Guinier, of course, is not the only lawyer with scholarly accomplishments who toils for enlightened change. Barry Scheck, who first came to national prominence in 1995 as the DNA expert for the defense in O.J. Simpson’s trial, has been the primary force behind the movement that has led to the exoneration of countless wrongfully convicted people. A professor at the Benjamin N. Cardozo Law School, he and Peter Neufeld founded the Innocence Project in 1992, and along with Neufeld and journalist Jim Dwyer chronicled their success in a 2000 book, Actual Innocence. It is no exaggeration to say that Barry Scheck and his colleagues have revolutionized the way thoughtful people look at the criminal justice process and the distressing fact that it is anything but fail-safe.
These are but a few of the litigator-scholars, or call them scholar-litigators if you will, whose credentials and experiences dwarf those of Elena Kagan. Each is eminently qualified to sit on the Supreme Court as the appointee of a president who holds himself out as a progressive and who as a senator voted against the confirmations of John Roberts and Samuel Alito because of apprehensions about their judicial philosophies. Say what you will about George W. Bush, but he was not bashful about selecting brainy jurists who reflected his ideological viewpoints about the role of the judiciary.
Unfortunately, on the crucial issue of Supreme Court nominations, first with Sonia Sotomayor and now with Elena Kagan, Obama has elevated triangulation and compromise over principle and experience. Even the Standing Committee on Federal Judiciary of the American Bar Association states in one of its booklets that “substantial courtroom and trial experience (as a lawyer or a trial judge) is important for prospective nominees to both the appellate and the trial courts.” But the committee notes that if this type of experience is lacking, an appropriate substitute would be “significant evidence of distinguished accomplishment in the field of law.”
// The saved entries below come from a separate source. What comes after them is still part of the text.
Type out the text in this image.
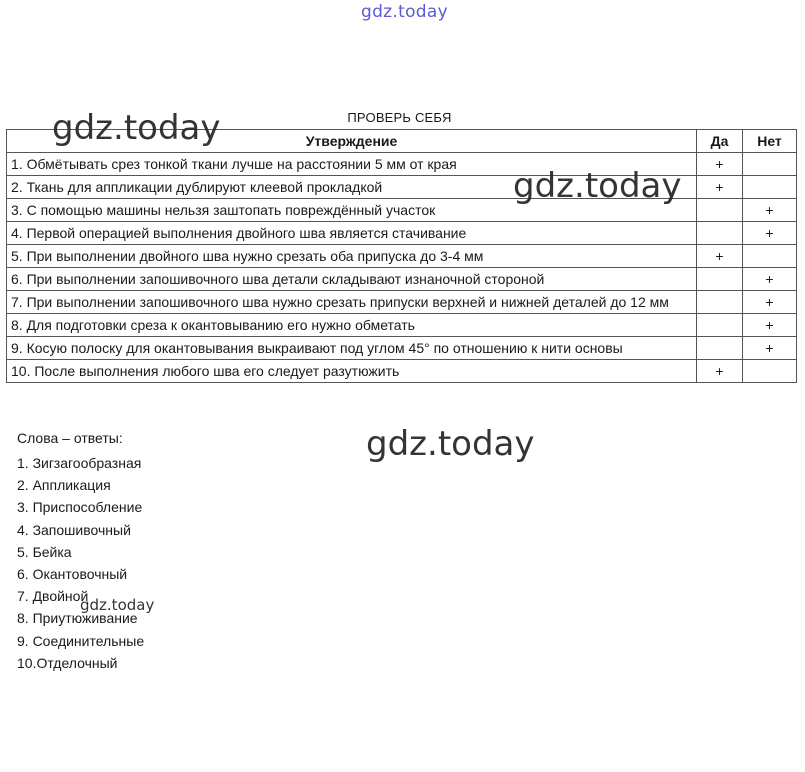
gdz.today
ПРОВЕРЬ СЕБЯ
Утверждение	Да	Нет
1. Обмётывать срез тонкой ткани лучше на расстоянии 5 мм от края	+	
2. Ткань для аппликации дублируют клеевой прокладкой	+	
3. С помощью машины нельзя заштопать повреждённый участок		+
4. Первой операцией выполнения двойного шва является стачивание		+
5. При выполнении двойного шва нужно срезать оба припуска до 3-4 мм	+	
6. При выполнении запошивочного шва детали складывают изнаночной стороной		+
7. При выполнении запошивочного шва нужно срезать припуски верхней и нижней деталей до 12 мм		+
8. Для подготовки среза к окантовыванию его нужно обметать		+
9. Косую полоску для окантовывания выкраивают под углом 45° по отношению к нити основы		+
10. После выполнения любого шва его следует разутюжить	+	
Слова – ответы:
1. Зигзагообразная
2. Аппликация
3. Приспособление
4. Запошивочный
5. Бейка
6. Окантовочный
7. Двойной
8. Приутюживание
9. Соединительные
10.Отделочный
gdz.today
gdz.today
gdz.today
gdz.today
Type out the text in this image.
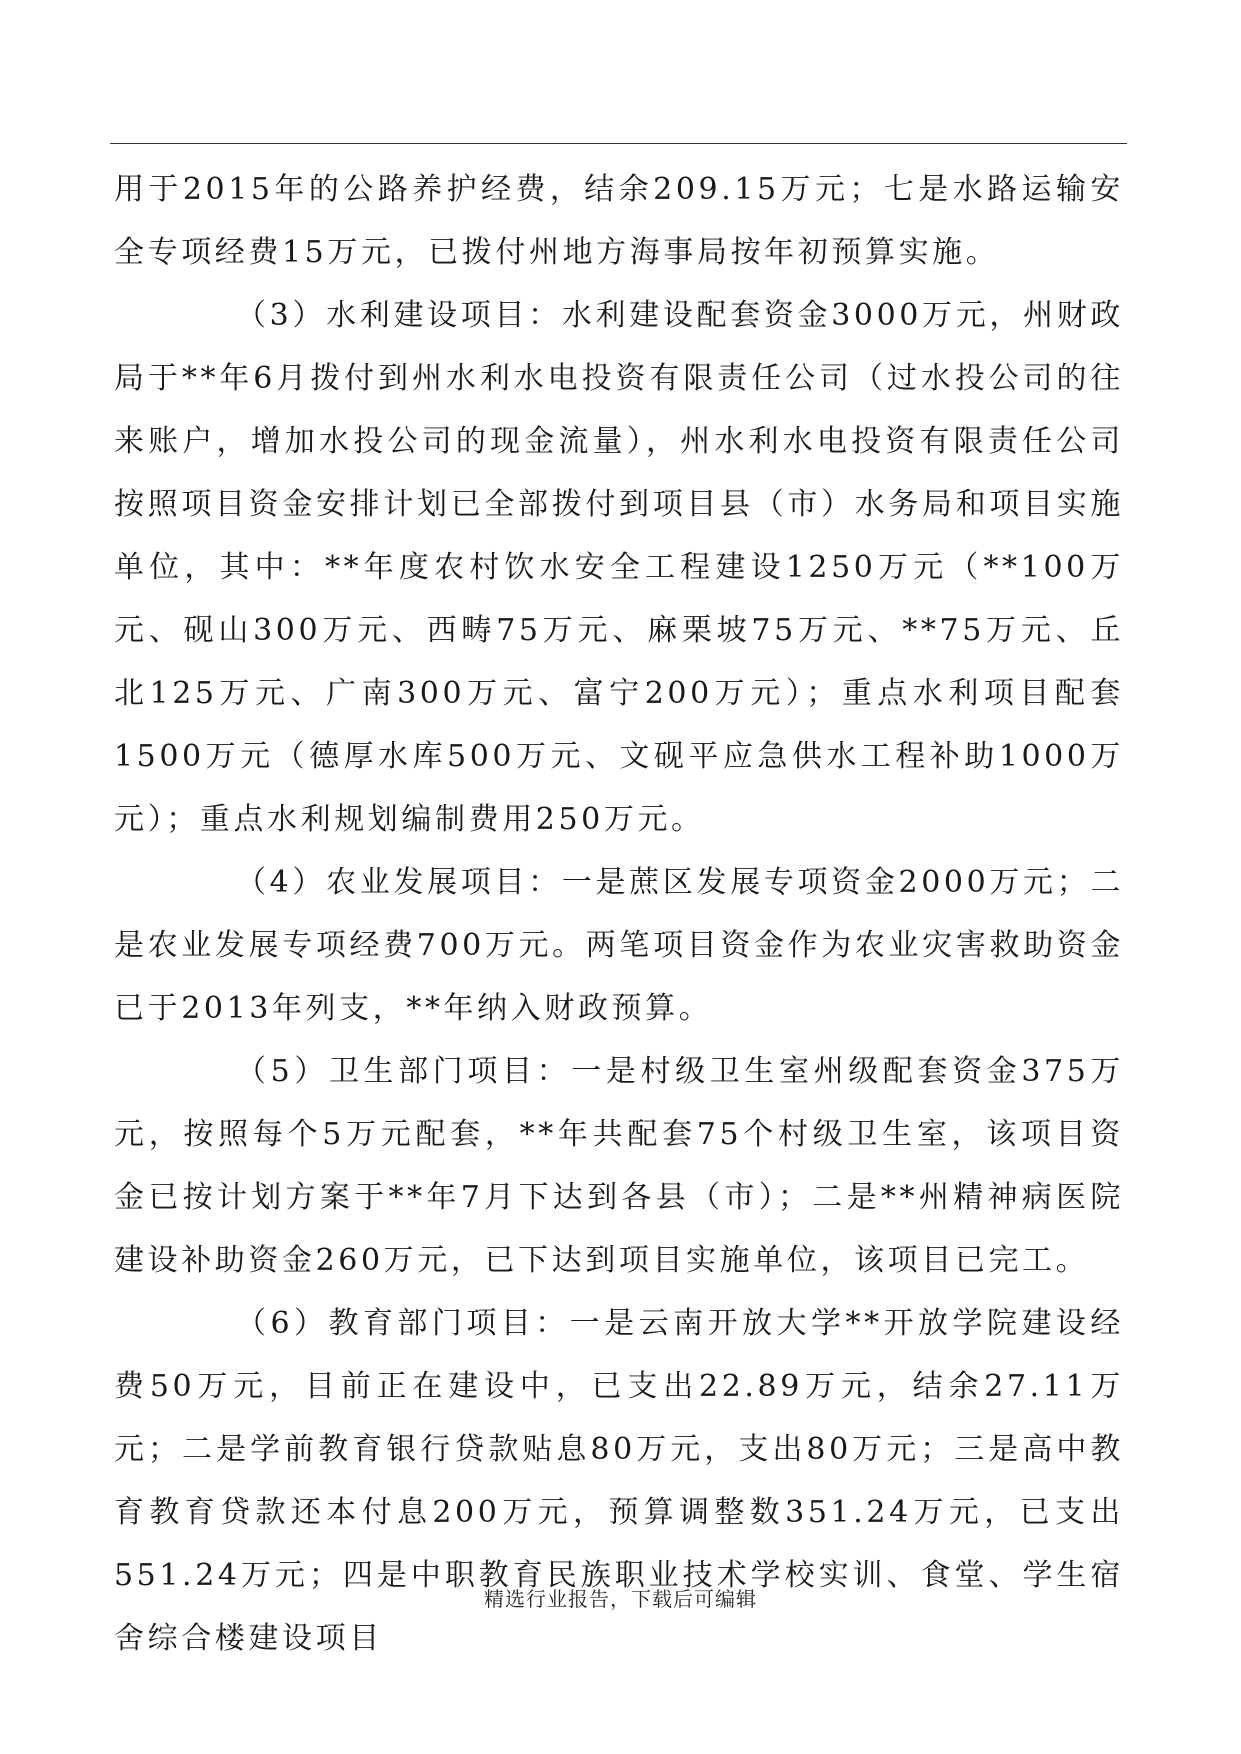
用于2015年的公路养护经费，结余209.15万元；七是水路运输安全专项经费15万元，已拨付州地方海事局按年初预算实施。

（3）水利建设项目：水利建设配套资金3000万元，州财政局于**年6月拨付到州水利水电投资有限责任公司（过水投公司的往来账户，增加水投公司的现金流量），州水利水电投资有限责任公司按照项目资金安排计划已全部拨付到项目县（市）水务局和项目实施单位，其中：**年度农村饮水安全工程建设1250万元（**100万元、砚山300万元、西畴75万元、麻栗坡75万元、**75万元、丘北125万元、广南300万元、富宁200万元）；重点水利项目配套1500万元（德厚水库500万元、文砚平应急供水工程补助1000万元）；重点水利规划编制费用250万元。

（4）农业发展项目：一是蔗区发展专项资金2000万元；二是农业发展专项经费700万元。两笔项目资金作为农业灾害救助资金已于2013年列支，**年纳入财政预算。

（5）卫生部门项目：一是村级卫生室州级配套资金375万元，按照每个5万元配套，**年共配套75个村级卫生室，该项目资金已按计划方案于**年7月下达到各县（市）；二是**州精神病医院建设补助资金260万元，已下达到项目实施单位，该项目已完工。

（6）教育部门项目：一是云南开放大学**开放学院建设经费50万元，目前正在建设中，已支出22.89万元，结余27.11万元；二是学前教育银行贷款贴息80万元，支出80万元；三是高中教育教育贷款还本付息200万元，预算调整数351.24万元，已支出551.24万元；四是中职教育民族职业技术学校实训、食堂、学生宿舍综合楼建设项目

精选行业报告，下载后可编辑
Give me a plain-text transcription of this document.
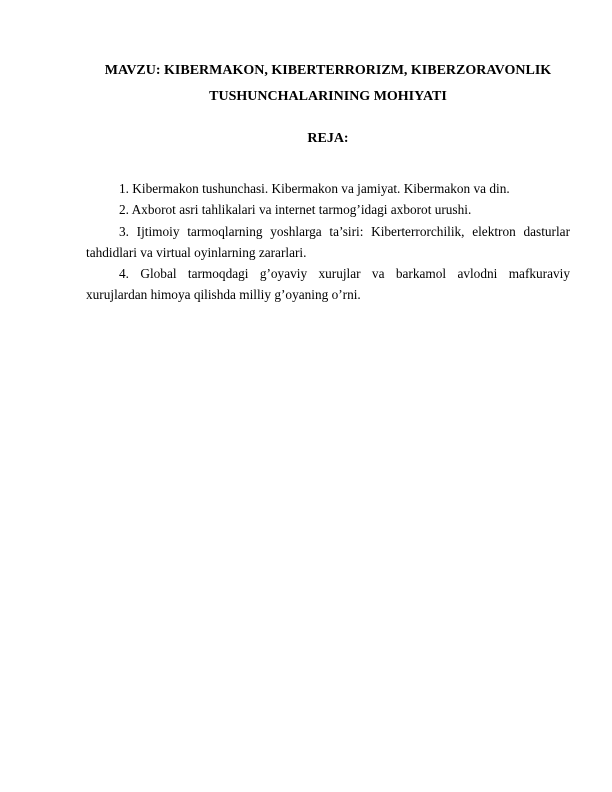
MAVZU: KIBERMAKON, KIBERTERRORIZM, KIBERZORAVONLIK
TUSHUNCHALARINING MOHIYATI
REJA:
1. Kibermakon tushunchasi. Kibermakon va jamiyat. Kibermakon va din.
2. Axborot asri tahlikalari va internet tarmog’idagi axborot urushi.
3. Ijtimoiy tarmoqlarning yoshlarga ta’siri: Kiberterrorchilik, elektron dasturlar tahdidlari va virtual oyinlarning zararlari.
4. Global tarmoqdagi g’oyaviy xurujlar va barkamol avlodni mafkuraviy xurujlardan himoya qilishda milliy g’oyaning o’rni.
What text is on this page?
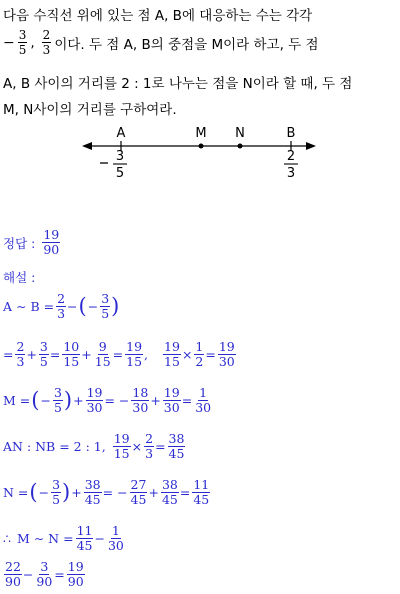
다음 수직선 위에 있는 점 A, B에 대응하는 수는 각각
− $\frac{3}{5}$ , $\frac{2}{3}$ 이다. 두 점 A, B의 중점을 M이라 하고, 두 점
A, B 사이의 거리를 2 : 1로 나누는 점을 N이라 할 때, 두 점
M, N사이의 거리를 구하여라.
A	M N	B
3
5
2
3
정답 : $\frac{19}{90}$
해설 :
A ∼ $B = \frac{2}{3}$ − ( − $\frac{3}{5}$ )
= $\frac{2}{3} + \frac{3}{5} = \frac{10}{15} + \frac{9}{15} = \frac{19}{15}$ , $\frac{19}{15} \times \frac{1}{2} = \frac{19}{30}$
M = ( − $\frac{3}{5}$ ) + $\frac{19}{30}$ = − $\frac{18}{30} + \frac{19}{30} = \frac{1}{30}$
AN : NB = 2 : 1, $\frac{19}{15} \times \frac{2}{3} = \frac{38}{45}$
N = ( − $\frac{3}{5}$ ) + $\frac{38}{45}$ = − $\frac{27}{45} + \frac{38}{45} = \frac{11}{45}$
∴ M ∼ $N = \frac{11}{45} - \frac{1}{30}$
$\frac{22}{90} - \frac{3}{90} = \frac{19}{90}$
With Kagan’s nomination – now heading toward confirmation – Obama missed an opportunity to fill a position on the Supreme Court with a person whose commitments and achievements in the areas of civil rights and civil liberties are solid and unambiguous. If confirmed, Kagan will take her place easily among the corporate and academic careerists currently sitting there, none of whom ever stepped inside a courtroom to defend a person accused of a felony (though 25 percent of their caseload involves criminal law) and none of whom, except Ruth Bader Ginsburg, ever fought for civil rights on behalf of the marginalized.
Kagan’s sparse record has forced both the left and the right to speculate about where she stands on a host of matters. With the institutional integrity of the Supreme Court as much at stake as its direction for the coming decades, Obama has regrettably shown that he is more concerned with the prejudices and predilections of senators like Mitch McConnell and Jeff Sessions than those of the constituency that put him in the White House.